En tête, on citera la modélisation exceptionnelle d'un circuit de 60km riche de 264 virages(!) Grâce au procédé du laser scan et à des repérages minutieux, l'équipe française atteint un niveau de réalisme époustouflant que votre serviteur peut étayer pour avoir souvent visionné les courses réelles du TT sur Blu-Ray: les lieux sont bien ceux que parcourent les pilotes engagés, jusqu'aux vicieux murets, bosses et bordures, tout y est. Cette modélisation respectueuse du décor a le bon goût de ne pas se cantonner au circuit lui-même et s'étend aussi à ses abords, au point qu'on peut avoir la fallacieuse impression de jouer dans un environnement sans limites. Ainsi, le feuillage des arbres est diversement animé par le vent et les arrière-plans ne se contentent pas d'images floutées pour faire illusion. Graphiquement donc, le jeu ne déçoit pas.
La gestuelle des pilotes est suffisamment diversifiée pour ne pas voir simultanément en pleine course 10 "automates" adopter les mêmes positions. Au contraire, pour les pilotes connus, comme Michael Rutter, Ian Hutchinson ou John McGuinness, on retrouve dans le jeu la gestuelle qui est la leur dans la réalité et l'amateur parmi vous sera capable de reconnaître un concurrent rien qu'en le voyant bouger sur sa monture!
Un autre point cardinal de ce TT Ride on the edge, c'est le rendu de l'impression de vitesse. Sur ces routes étroites, sinueuses et bosselées, l'"effet tunnel" est supérieurement présent. Un must quand on sait que le tour le plus rapide, effectué sur le tracé du TT par Michael Dunlop, atteint une vitesse moyenne de … 216km/h! A cela s'ajoute le bruit du vent et l'oscillation caractéristique du casque du pilote, à condition bien sûr que vous optiez pour une des deux visions à la troisième personne.

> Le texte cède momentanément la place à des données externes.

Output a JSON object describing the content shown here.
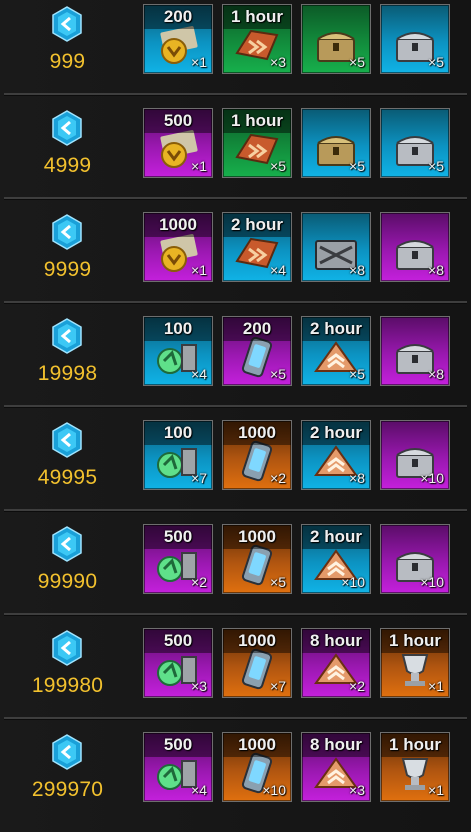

A ce propos, les deux vues subjectives avec ou sans le tableau de bord, sont évidemment les plus proches de la réalité, mais convenons qu'elles ajoutent encore à la difficulté du jeu. Car, sachez-le, ce TT n'est pas un jeu facile et, en mode simulation intégrale (avec le changement de vitesses et les freins à gérer), c'est même un des plus exigeants que nous ayons expérimentés… De toute manière, comme tout est paramétrable, on trouvera facilement un niveau selon ses compétences; cette difficulté n'est donc pas un défaut, que du contraire.
TT Ride on the edge offre donc dans sa configuration actuelle une quarantaine de Supersport et de Superbike dont la modélisation est à la hauteur des espérances des amateurs de vitesse pure. Le plus du jeu -encore un!-, c'est de respecter les sonorités des diverses cylindrées et architectures moteur; un tour de force qui instille vite une dépendance dans les oreilles du joueur: on adore mettre gaz pour se repaître des bruits d'échappement! L'influence des différents réglages sur le comportement des machines reste certes (un peu) limité, mais on n'en tient pas rigueur aux développeurs tant ce mythique circuit virtuel semble vrai.
A donf!
Pour nous, TT Ride on the edge mérite ni plus ni moins qu'un plébiscite. Rarement dans un jeu de courses nous avons eu à ce degré l'impression de nous rapprocher de la réalité. Voilà donc un jeu que nous recommandons sans hésitation. Après quelques tours, gageons que vous éprouverez un respect maximal à l'adresse des pilotes qui chaque année viennent y courir.